Nielsen’s measurement system works by using digital watermarks on content to create video signatures that are put into a ratings engine in Nielsen’s national panel of 44,000 households and more than 100,000 people.

In the past Netflix has thwarted Nielsen’s ability to track its shows by stripping the digital watermarks from its content. But the SVOD Content Ratings services instead uses proprietary technology to develop and capture the signature of Netflix programming across its national panel, and that information is then projected out to estimate metrics across a larger swath of viewers.

“[It] allows us to take a broader sweep of what’s available on SVOD platforms,” Clarken told WSJ. “It’s a massive expansion to 2014.”

And Nielsen hopes it can stay ahead of any moves by the streamer to circumvent its ability to collect the data.

“I would never, ever underestimate Netflix and their technical abilities, but we do feel like the approach that we’ve taken is pretty sound and sustainable,” Fuhrer told Adweek.

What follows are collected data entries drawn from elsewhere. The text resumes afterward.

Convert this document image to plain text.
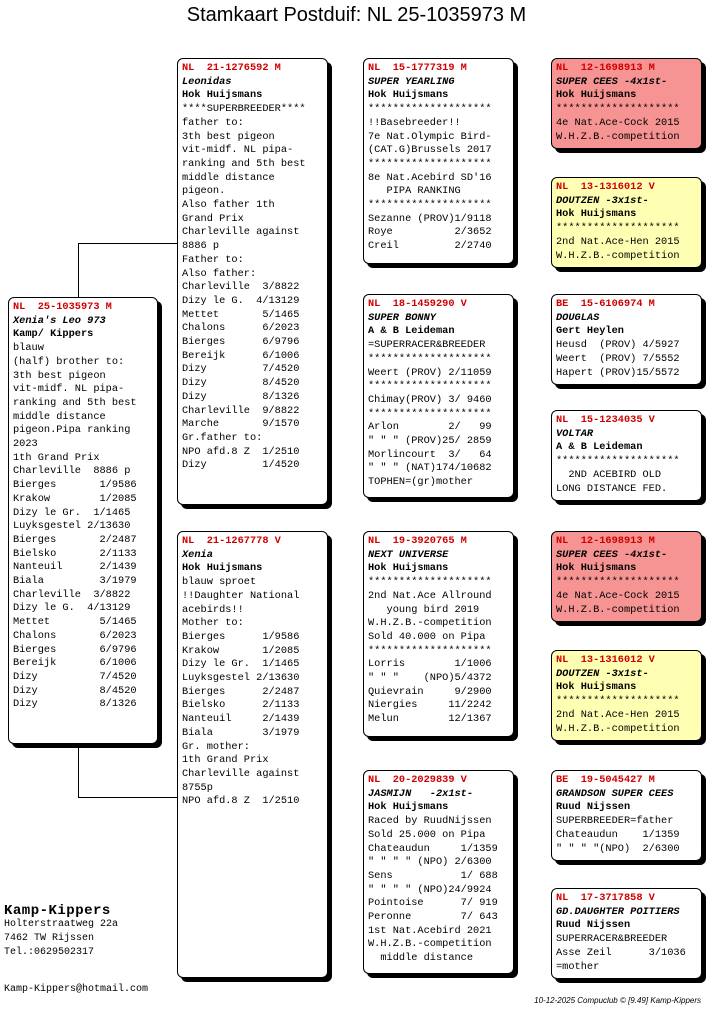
Stamkaart Postduif: NL 25-1035973 M
NL  25-1035973 M
Xenia's Leo 973
Kamp/ Kippers
blauw
(half) brother to:
3th best pigeon
vit-midf. NL pipa-
ranking and 5th best
middle distance
pigeon.Pipa ranking
2023
1th Grand Prix
Charleville  8886 p
Bierges       1/9586
Krakow        1/2085
Dizy le Gr.  1/1465
Luyksgestel 2/13630
Bierges       2/2487
Bielsko       2/1133
Nanteuil      2/1439
Biala         3/1979
Charleville  3/8822
Dizy le G.  4/13129
Mettet        5/1465
Chalons       6/2023
Bierges       6/9796
Bereijk       6/1006
Dizy          7/4520
Dizy          8/4520
Dizy          8/1326
NL  21-1276592 M
Leonidas
Hok Huijsmans
****SUPERBREEDER****
father to:
3th best pigeon
vit-midf. NL pipa-
ranking and 5th best
middle distance
pigeon.
Also father 1th
Grand Prix
Charleville against
8886 p
Father to:
Also father:
Charleville  3/8822
Dizy le G.  4/13129
Mettet       5/1465
Chalons      6/2023
Bierges      6/9796
Bereijk      6/1006
Dizy         7/4520
Dizy         8/4520
Dizy         8/1326
Charleville  9/8822
Marche       9/1570
Gr.father to:
NPO afd.8 Z  1/2510
Dizy         1/4520
NL  21-1267778 V
Xenia
Hok Huijsmans
blauw sproet
!!Daughter National
acebirds!!
Mother to:
Bierges      1/9586
Krakow       1/2085
Dizy le Gr.  1/1465
Luyksgestel 2/13630
Bierges      2/2487
Bielsko      2/1133
Nanteuil     2/1439
Biala        3/1979
Gr. mother:
1th Grand Prix
Charleville against
8755p
NPO afd.8 Z  1/2510
NL  15-1777319 M
SUPER YEARLING
Hok Huijsmans
********************
!!Basebreeder!!
7e Nat.Olympic Bird-
(CAT.G)Brussels 2017
********************
8e Nat.Acebird SD'16
PIPA RANKING
********************
Sezanne (PROV)1/9118
Roye          2/3652
Creil         2/2740
NL  18-1459290 V
SUPER BONNY
A & B Leideman
=SUPERRACER&BREEDER
********************
Weert (PROV) 2/11059
********************
Chimay(PROV) 3/ 9460
********************
Arlon        2/   99
" " " (PROV)25/ 2859
Morlincourt  3/   64
" " " (NAT)174/10682
TOPHEN=(gr)mother
NL  19-3920765 M
NEXT UNIVERSE
Hok Huijsmans
********************
2nd Nat.Ace Allround
young bird 2019
W.H.Z.B.-competition
Sold 40.000 on Pipa
********************
Lorris        1/1006
" " "    (NPO)5/4372
Quievrain     9/2900
Niergies     11/2242
Melun        12/1367
NL  20-2029839 V
JASMIJN   -2x1st-
Hok Huijsmans
Raced by RuudNijssen
Sold 25.000 on Pipa
Chateaudun     1/1359
" " " " (NPO) 2/6300
Sens           1/ 688
" " " " (NPO)24/9924
Pointoise      7/ 919
Peronne        7/ 643
1st Nat.Acebird 2021
W.H.Z.B.-competition
middle distance
NL  12-1698913 M
SUPER CEES -4x1st-
Hok Huijsmans
********************
4e Nat.Ace-Cock 2015
W.H.Z.B.-competition
NL  13-1316012 V
DOUTZEN -3x1st-
Hok Huijsmans
********************
2nd Nat.Ace-Hen 2015
W.H.Z.B.-competition
BE  15-6106974 M
DOUGLAS
Gert Heylen
Heusd  (PROV) 4/5927
Weert  (PROV) 7/5552
Hapert (PROV)15/5572
NL  15-1234035 V
VOLTAR
A & B Leideman
********************
2ND ACEBIRD OLD
LONG DISTANCE FED.
NL  12-1698913 M
SUPER CEES -4x1st-
Hok Huijsmans
********************
4e Nat.Ace-Cock 2015
W.H.Z.B.-competition
NL  13-1316012 V
DOUTZEN -3x1st-
Hok Huijsmans
********************
2nd Nat.Ace-Hen 2015
W.H.Z.B.-competition
BE  19-5045427 M
GRANDSON SUPER CEES
Ruud Nijssen
SUPERBREEDER=father
Chateaudun    1/1359
" " " "(NPO)  2/6300
NL  17-3717858 V
GD.DAUGHTER POITIERS
Ruud Nijssen
SUPERRACER&BREEDER
Asse Zeil      3/1036
=mother
Kamp-Kippers
Holterstraatweg 22a
7462 TW Rijssen
Tel.:0629502317
Kamp-Kippers@hotmail.com
10-12-2025 Compuclub © [9.49] Kamp-Kippers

Nielsen began measuring streaming content in 2014, but studios could previously only access data about their own shows, and were restricted to using it for internal purposes only.

Now, Nielsen will be both measuring and publicly sharing the streaming data.

“The question I always get is, ‘How did my program do?’” Fuhrer said to Adweek. “And the second question is, ‘How did it do in comparison with everybody else?’ That second key question is what we’re trying to answer.”